LP : Ce fut pour moi une formidable expérience. La champions league tous les week-end en quelque sorte. C’est un championnat où la qualité et le plaisir du jeu sont essentiels. De plus, être sous les ordres d’un entraineur comme Raynald Denoueix vous marque. Si aujourd’hui, parmi la vingtaine d’entraineurs que j’ai connu durant ma carrière je devais n’en citer qu’un, ce serait lui sans aucune hésitation. Après, la découverte d’un nouveau championnat dans la carrière d’un joueur est une chance, la culture du foot, l’approche de l’entrainement et des matchs, les rapports aux médias, au staff, aux anciens, tout est différent. C’est une expérience qui vous renforce, qui vous apprend à être plus autonome et plus ouvert aux autres.

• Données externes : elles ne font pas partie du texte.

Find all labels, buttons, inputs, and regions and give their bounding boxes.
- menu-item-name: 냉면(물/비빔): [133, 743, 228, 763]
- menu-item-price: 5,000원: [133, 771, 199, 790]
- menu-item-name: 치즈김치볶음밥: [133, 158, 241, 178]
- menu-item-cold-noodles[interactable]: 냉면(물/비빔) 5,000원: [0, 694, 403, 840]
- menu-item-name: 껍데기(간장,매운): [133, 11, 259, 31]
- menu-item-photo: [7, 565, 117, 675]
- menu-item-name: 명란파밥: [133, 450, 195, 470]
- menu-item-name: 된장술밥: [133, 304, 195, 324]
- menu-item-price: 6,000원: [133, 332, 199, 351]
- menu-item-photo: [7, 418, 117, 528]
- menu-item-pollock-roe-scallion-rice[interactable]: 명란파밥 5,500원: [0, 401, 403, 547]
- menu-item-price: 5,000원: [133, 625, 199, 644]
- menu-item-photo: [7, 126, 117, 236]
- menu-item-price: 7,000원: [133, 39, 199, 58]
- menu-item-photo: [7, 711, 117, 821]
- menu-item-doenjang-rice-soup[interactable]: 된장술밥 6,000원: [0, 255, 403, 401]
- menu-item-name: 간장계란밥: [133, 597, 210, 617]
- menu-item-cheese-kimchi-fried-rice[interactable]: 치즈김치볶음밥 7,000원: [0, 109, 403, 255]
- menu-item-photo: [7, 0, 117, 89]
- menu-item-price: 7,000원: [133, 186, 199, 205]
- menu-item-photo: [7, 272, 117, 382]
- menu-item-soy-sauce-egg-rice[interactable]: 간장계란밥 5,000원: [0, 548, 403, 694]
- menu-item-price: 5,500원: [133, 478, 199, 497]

SBB : Quel est le joueur qui t’a le plus impressionné ?
LP : Sans aucune contestation possible Ronaldinho. Il est capable de faire des choses avec une balle de tennis que j’étais incapable de faire sans ballon sous peine de me faire une entorse du genou !!
SBB : Quel est ton regard sur le sport et le dopage ? Est-ce l’omertà, notamment dans le football ?
LP : Je ne crois pas que ce soit l’Omerta, il y a certainement des abus comme dans tous les sports, mais j’ai le sentiment que la surmédiatisation du football protège en quelque sorte de ce fléau. Les moindres fait et gestes des footballeurs sont analysés, disséqués. Je ne vois donc pas comment ils pourraient passer au travers des mailles des journalistes s’ils étaient dopés. Cette remarque est encore plus vraie à l’étranger où la presse est plus présente et plus véhémente, où chaque club a quasiment son quotidien pro et son quotidien contre. Le duel Barça/Real est ainsi relayé par un duel As/Marca.
SBB : Beaucoup de footballeurs avouent ne pas suivre les matchs et le football en général. La passion du ballon a-t-elle disparu chez les nouvelles générations ?
LP : Je pense en effet que les motivations premières ont un peu évolué, même s’il ne faut pas généraliser. Aujourd’hui certain parents mettent leur enfants en centre de formation avec l’espoir qu’il gagne un jour beaucoup d’argent. L’aspect scolaire passe au second plan, hors très peu parviendront à signer un contrat professionnel.